O Christmas Tree! O Christmas Tree!

Wednesday, 19th December 2012 by

To celebrate the holiday season this year we’ll take a look at Christmas Trees, whose “leaves are so unchanging. Not only green when summer’s here, but also when ’tis cold and drear”1.

In the United States, an estimated 31 million Christmas trees are sold each year, with over 7 million of those being grown in the north-western state of Oregon, where large areas of land are dotted with carefully planted rows of trees in various stages of growth. Each tree has to be carefully trimmed each year to ensure that it grows into the perfect conical shape.

Holiday Tree Farms claims to be the world’s largest Christmas tree farm, selling over a million fir and pine trees every year. Because the trees2 take several years to reach the required size, their farms across the state total are growing around seven million trees at any one time, and of course every year they have to plant a million trees to replace the ones sold!

Oregon is also home to one of the many locations which claim to have the world’s tallest lighted Christmas tree, a douglas fir in Blue River that is close to 50m (160ft) tall. Located next to a year-round Christmas store, the tree is strung with around 50,000 lights. First decorated in the mid-1990s, the local power company quickly shut it down, but allowed it to be lit again a few years later when low-power, flame-proof lights became available.

However, there are many other communities around the US which claim the title of tallest lighted tree, or tallest living Christmas tree. The small town of Ferndale in California decorates this large spruce tree at the end of Main Street, and claims it is 46m (151ft) tall.

Silverdale in Washington is proud of its grand fir tree, though at 39m (128ft) it would appear to be considerably shorter than the ones in Blue River and Ferndale, and a similar sized one in Coeur D’Alene, Idaho, which I was not able to track down on Google Maps.

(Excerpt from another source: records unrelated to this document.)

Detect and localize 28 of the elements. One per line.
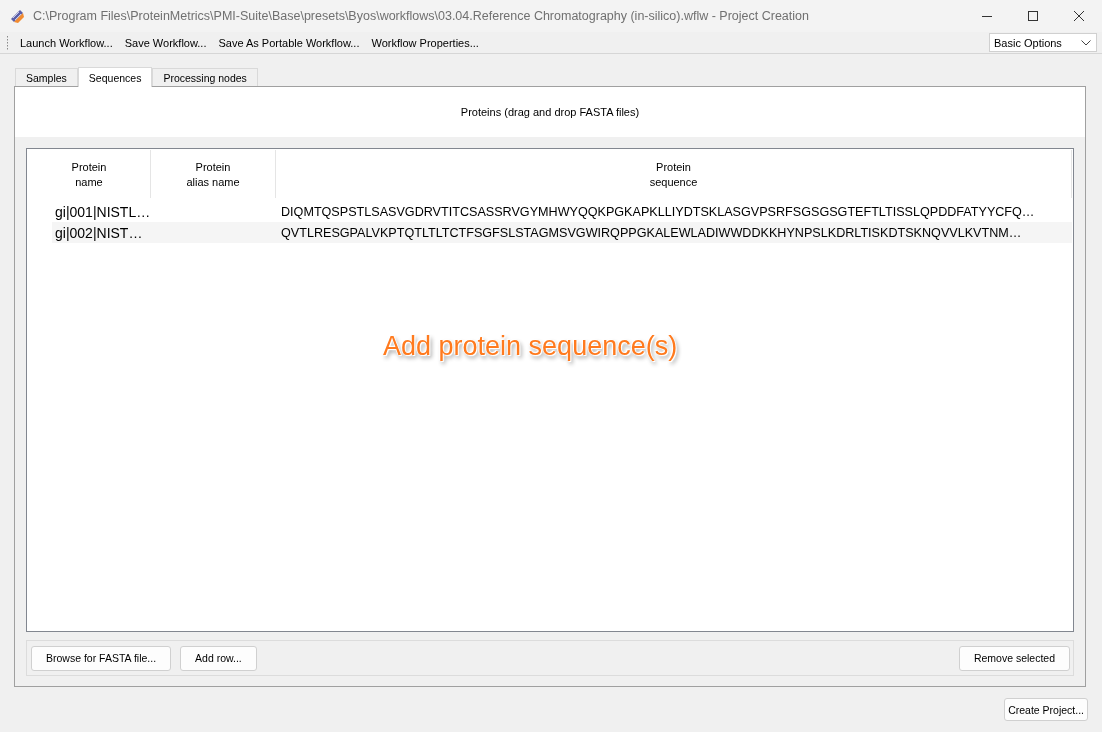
- toolbar-action[interactable]: Launch Workflow...: [15, 34, 118, 51]
- column-header[interactable]: Protein alias name: [151, 150, 276, 198]
- annotation-text: Add protein sequence(s): [383, 331, 678, 362]
- tab[interactable]: Samples: [15, 68, 78, 86]
- minimize-icon: [982, 15, 992, 17]
- close-icon: [1074, 11, 1084, 21]
- column-header[interactable]: Protein name: [28, 150, 151, 198]
- panel-button[interactable]: Browse for FASTA file...: [31, 645, 172, 671]
- tab[interactable]: Processing nodes: [152, 68, 258, 86]
- panel-button[interactable]: Remove selected: [958, 645, 1070, 671]
- create-project-button[interactable]: Create Project...: [1004, 698, 1088, 721]
- toolbar-action[interactable]: Save Workflow...: [119, 34, 212, 51]
- chevron-down-icon: [1081, 39, 1091, 46]
- tab[interactable]: Sequences: [77, 67, 153, 87]
- column-header[interactable]: Protein sequence: [276, 150, 1072, 198]
- panel-button[interactable]: Add row...: [180, 645, 257, 671]
- toolbar-action[interactable]: Save As Portable Workflow...: [213, 34, 365, 51]
- toolbar-action[interactable]: Workflow Properties...: [366, 34, 484, 51]
- table-cell-text: DIQMTQSPSTLSASVGDRVTITCSASSRVGYMHWYQQKPGKAPKLLIYDTSKLASGVPSRFSGSGSGTEFTLTISSLQPDDFATYYCFQ…: [280, 204, 1036, 219]
- options-dropdown[interactable]: Basic Options: [989, 33, 1097, 52]
- table-cell-text: gi|002|NIST…: [54, 224, 144, 241]
- table-cell-text: QVTLRESGPALVKPTQTLTLTCTFSGFSLSTAGMSVGWIRQPPGKALEWLADIWWDDKKHYNPSLKDRLTISKDTSKNQVVLKVTNM…: [280, 225, 1023, 240]
- grip-icon[interactable]: [6, 35, 9, 50]
- maximize-icon: [1028, 11, 1038, 21]
- app-logo-icon: [9, 7, 26, 25]
- panel-heading: Proteins (drag and drop FASTA files): [460, 106, 640, 118]
- window-title: C:\Program Files\ProteinMetrics\PMI-Suite\Base\presets\Byos\workflows\03.04.Reference Chromatography (in-silico).wflw - Project Creation: [33, 9, 810, 23]
- table-cell-text: gi|001|NISTL…: [54, 203, 151, 220]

While the west coast may lead in quantity and height, on the other side of the country North Carolina can claim to have supplied the most trees to Presidents in the White House. A national contest takes place each year to decide who can supply the best quality tree for installation in the Blue Room and decoration by the First Lady. North Carolina has supplied the tree 11 times, including this year, with Peak Farms near Jefferson providing a 5.5m (18½ft) tree.

Meanwhile, the satellite image of the US National Christmas Tree on the Ellipse near the White House looks much the same as when we looked at Christmas trees during the site’s first holiday season back in 2005. Security restrictions prevented the Street View car from getting a close-up look.

In England, there is annual contest to select decorations for the Prime Minister’s residence at 10 Downing Street. For the large tree outside the front door the winner announced in October was a tree from Garrocher Tree Farms in Dumfries, south-western Scotland. The larger image at the top of this post is also from this farm.

The runner-up tree which is displayed inside the residence came from Oakberry Trees in Leicestershire.

And the wreath for the front door was created by Woods Farm near Solihull, who have supplied trees to Downing Street in the past from their large farm with trees at various stages of growth, and a decorative wall which makes it clear what type of farm it is!

Meanwhile there are plenty of notable ‘Christmas Trees’ which don’t actually have unchanging green leaves, and which are not actually trees at all. They are created from vaguely tree-shaped objects strung with lights in a vaguely tree-shaped pattern.

The town of Gubbio in Italy outdoes the rest of the planet in the ‘largest Christmas tree’ stakes, creating a 650m (2,130ft) tree on the side of a mountain! Mount Ingino is decorated with hundreds of lights and topped with a 1,000 square metre star. Last year the Pope switched on the lights from the Vatican (using an iPad).

Despite the size of Gubbio’s claim, in the Netherlands, the Gerbrandy Tower is claimed to be the world’s biggest Christmas tree. The 375m (1,230ft) radio and TV transmission tower and its guy wires are lit each December, though last year a fire limited the decorations.

And in Indianapolis, the 87m (285ft)  Soldiers and Sailors Monument is transformed into a giant Christmas tree as part of the Circle of Lights holiday decorations, this year celebrating their 50th year.

If you know of any special Christmas trees that can be found on Google maps, please post a link in the comments.

Happy Christmas from all of us here at Google Sightseeing! You can also take a look back at our Christmas posts from the past few years…

Ho Ho Ho! Giant Santas! (2011)

Christmas Sightseeing (2010)

World’s Largest Christmas Shop (2009)

World’s Largest Santa (2008)

Santa Claus, Indiana (2008)

Snowball (2007)

Rudolph (2006)

  1. Title and introductory paragraph borrowed from the English version of the German song O Tannenbaum

  2. I’m not certain if this is one of their farms, but the farm road is called Holiday Lane, so I’m guessing it is.